Neyosh si fece ripetere per la terza volta il racconto che culminava con la non compianta dipartita di Laras, come per necessità di un’ulteriore riprova.
«Il bastardo è morto davvero» mormorò «Ora la mia gente riposerà in pace.»
Phylana indugiò sul volto tirato del giovane Rhevia, seduto accanto a lei sul tappeto: il suo pallore non era dovuto alla ferita riportata alla schiena nell’ultimo scontro, ma all’immensa inquietudine dovuta alle condizioni di Anshar.
Neyosh era apparso all’improvviso, volando giù dalle mura come una furia, mentre stavano trasportando il suo bailye al padiglione medico. Si era affiancato alla barella improvvisata, incurante della propria lesione sanguinante e i guaritori non erano riusciti a contenerlo. Erano stati costretti a ricucirlo mentre vegliava sul compagno. Si era rifiutato di riposare finché non si era accertato che il peggio era passato, solo allora aveva accettato cibo e ristoro, ma non aveva abbandonato il capezzale dell’amico.
Sostenne lo sguardo delle iridi castane di Neyosh, che tornarono a fissarla severe. Aveva dato di matto, prendendosela con lei e incolpandola del fatto che Anshar si trovasse in quelle condizioni perché si era messo a repentaglio per lei. Phylana non gli aveva risposto per le rime, poiché aveva avvertito pesare su di sé quella responsabilità, sebbene fosse stata lei a giungere in difesa del ragazzo e non il contrario.
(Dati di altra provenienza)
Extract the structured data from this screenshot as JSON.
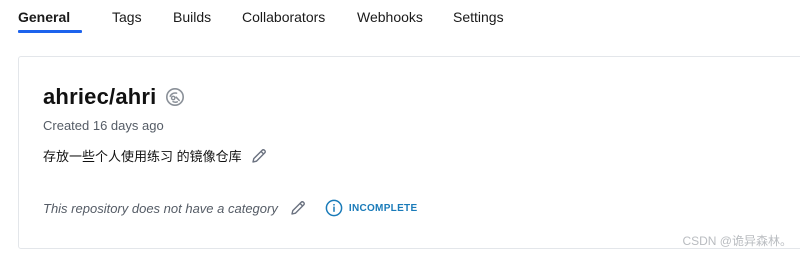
{
  "tabs": [
    {
      "label": "General",
      "active": true
    },
    {
      "label": "Tags"
    },
    {
      "label": "Builds"
    },
    {
      "label": "Collaborators"
    },
    {
      "label": "Webhooks"
    },
    {
      "label": "Settings"
    }
  ],
  "repo": {
    "name": "ahriec/ahri",
    "visibility_icon": "private-repo-icon",
    "created": "Created 16 days ago",
    "description": "存放一些个人使用练习 的镜像仓库",
    "category_text": "This repository does not have a category",
    "status_label": "INCOMPLETE"
  },
  "watermark": "CSDN @诡异森林。",
  "colors": {
    "accent": "#1d63ed",
    "status": "#1a7bb9",
    "muted": "#555c66"
  }
}
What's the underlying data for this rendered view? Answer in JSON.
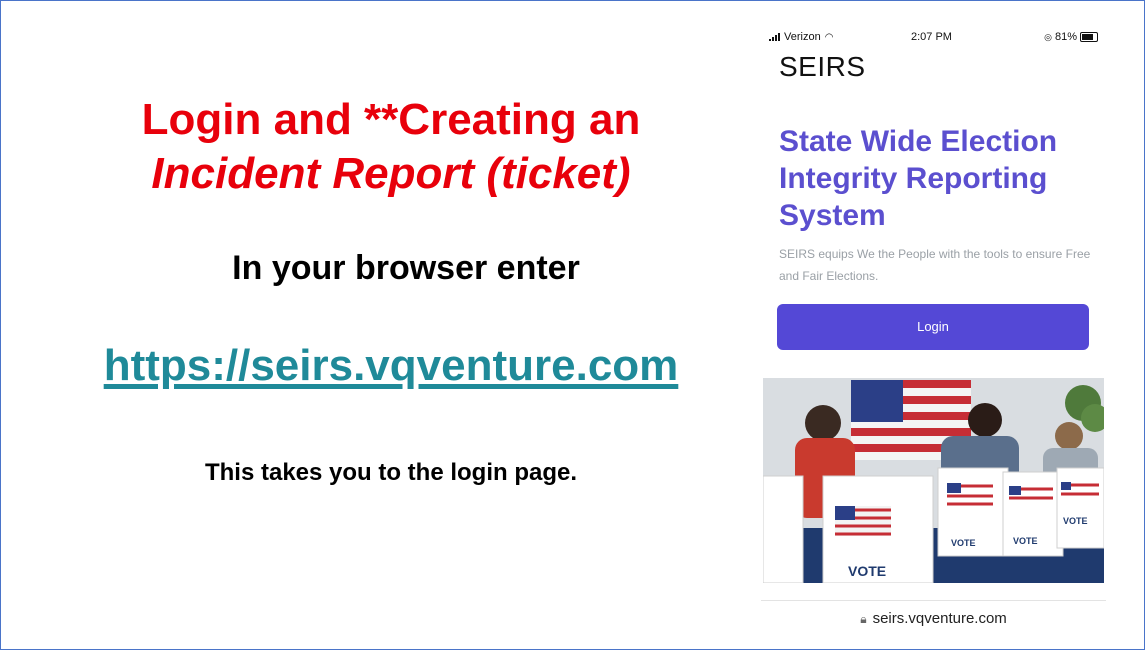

Uno dei medici però lo aveva zittito, dichiarando che, se lei non avesse estratto la tossina appena inoculata e non avesse eseguito quel primo soccorso, il capotribù sarebbe morto avvelenato o dissanguato. A quel punto Neyosh si era calmato, chiudendosi però in un silenzio più greve della bordata di accuse antecedenti. Phylana gli si era accomodata accanto, forzando la sua scontrosa indignazione. Gli aveva narrato con insolita pazienza lo svolgersi degli eventi, per rassicurarlo che il loro comune nemico era stato eliminato, non per giustificarsi.
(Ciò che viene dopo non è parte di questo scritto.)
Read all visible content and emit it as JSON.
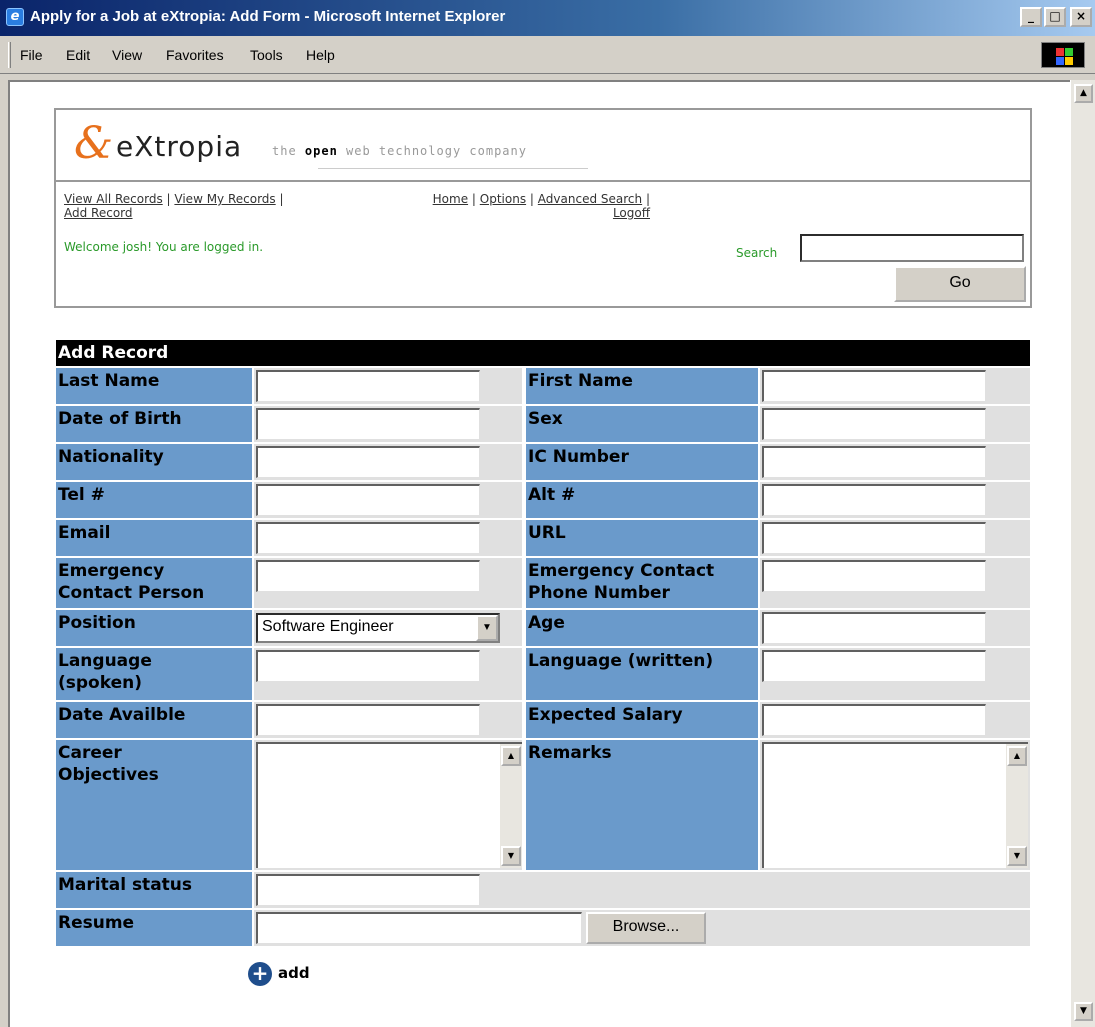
{
  "window": {
    "title": "Apply for a Job at eXtropia: Add Form - Microsoft Internet Explorer",
    "minimize": "_",
    "maximize": "□",
    "close": "×"
  },
  "menu": [
    "File",
    "Edit",
    "View",
    "Favorites",
    "Tools",
    "Help"
  ],
  "header": {
    "logo_word": "eXtropia",
    "tagline_pre": "the ",
    "tagline_bold": "open",
    "tagline_post": " web technology company",
    "links_left": [
      "View All Records",
      "View My Records",
      "Add Record"
    ],
    "links_right": [
      "Home",
      "Options",
      "Advanced Search",
      "Logoff"
    ],
    "separator": "|",
    "welcome": "Welcome josh! You are logged in.",
    "search_label": "Search",
    "search_value": "",
    "go_label": "Go"
  },
  "form": {
    "title": "Add Record",
    "fields": {
      "last_name": "Last Name",
      "first_name": "First Name",
      "dob": "Date of Birth",
      "sex": "Sex",
      "nationality": "Nationality",
      "ic_number": "IC Number",
      "tel": "Tel #",
      "alt": "Alt #",
      "email": "Email",
      "url": "URL",
      "emergency_person_1": "Emergency",
      "emergency_person_2": "Contact Person",
      "emergency_phone_1": "Emergency Contact",
      "emergency_phone_2": "Phone Number",
      "position": "Position",
      "age": "Age",
      "lang_spoken_1": "Language",
      "lang_spoken_2": "(spoken)",
      "lang_written": "Language (written)",
      "date_avail": "Date Availble",
      "expected_salary": "Expected Salary",
      "career_1": "Career",
      "career_2": "Objectives",
      "remarks": "Remarks",
      "marital": "Marital status",
      "resume": "Resume"
    },
    "position_selected": "Software Engineer",
    "browse_label": "Browse...",
    "add_label": "add"
  }
}
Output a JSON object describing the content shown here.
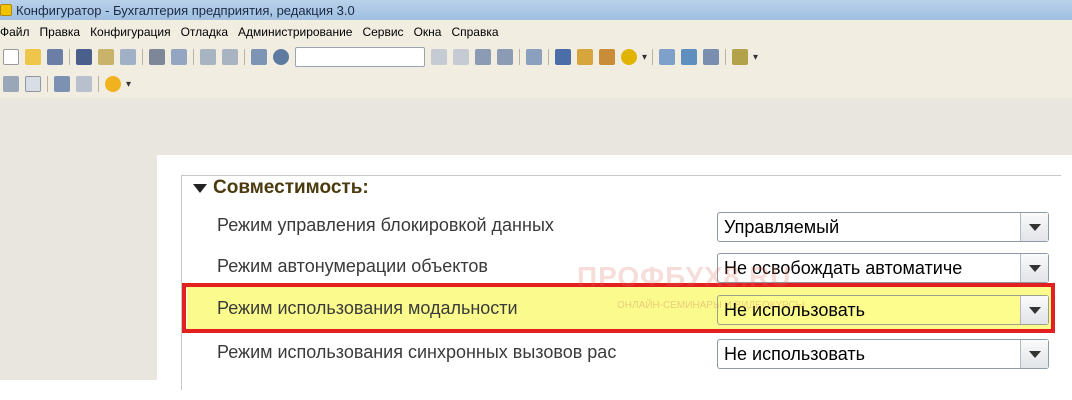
{
  "window": {
    "title": "Конфигуратор - Бухгалтерия предприятия, редакция 3.0"
  },
  "menu": {
    "items": [
      "Файл",
      "Правка",
      "Конфигурация",
      "Отладка",
      "Администрирование",
      "Сервис",
      "Окна",
      "Справка"
    ]
  },
  "toolbar": {
    "icons_row1": [
      "new-document-icon",
      "open-icon",
      "save-icon",
      "cut-icon",
      "copy-icon",
      "paste-icon",
      "print-icon",
      "print-preview-icon",
      "undo-icon",
      "redo-icon",
      "find-icon",
      "search-icon",
      "search-field",
      "clear-search-icon",
      "find-next-icon",
      "find-previous-icon",
      "window-icon",
      "debug-icon",
      "syntax-assistant-icon",
      "template-icon",
      "info-icon",
      "compare-icon",
      "update-icon",
      "database-icon",
      "module-icon"
    ],
    "icons_row2": [
      "grid-icon",
      "calc-icon",
      "db-config-icon",
      "table-icon",
      "run-icon"
    ]
  },
  "properties": {
    "group_title": "Совместимость:",
    "rows": [
      {
        "label": "Режим управления блокировкой данных",
        "value": "Управляемый"
      },
      {
        "label": "Режим автонумерации объектов",
        "value": "Не освобождать автоматиче"
      },
      {
        "label": "Режим использования модальности",
        "value": "Не использовать"
      },
      {
        "label": "Режим использования синхронных вызовов рас",
        "value": "Не использовать"
      }
    ]
  },
  "watermark": {
    "text": "ПРОФБУХ8.RU",
    "sub": "ОНЛАЙН-СЕМИНАРЫ И ВИДЕОКУРСЫ"
  },
  "colors": {
    "highlight": "#fbfb8d",
    "frame": "#e32020"
  }
}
«Non ti impedirò di avercela con me, se lo ritieni appropriato. Ma non consentirò che ti arroghi il diritto di essere l’unico in ansia per Anshar! Anche per me è un amico!»
Neyosh si era passato una mano tra le ciocche brune e non aveva obiettato. Anzi, a suo modo si era scusato per l’intemperanza e aveva accettato di condividere con lei sia le preoccupazioni sia l’arazzo steso ai piedi del letto del ferito.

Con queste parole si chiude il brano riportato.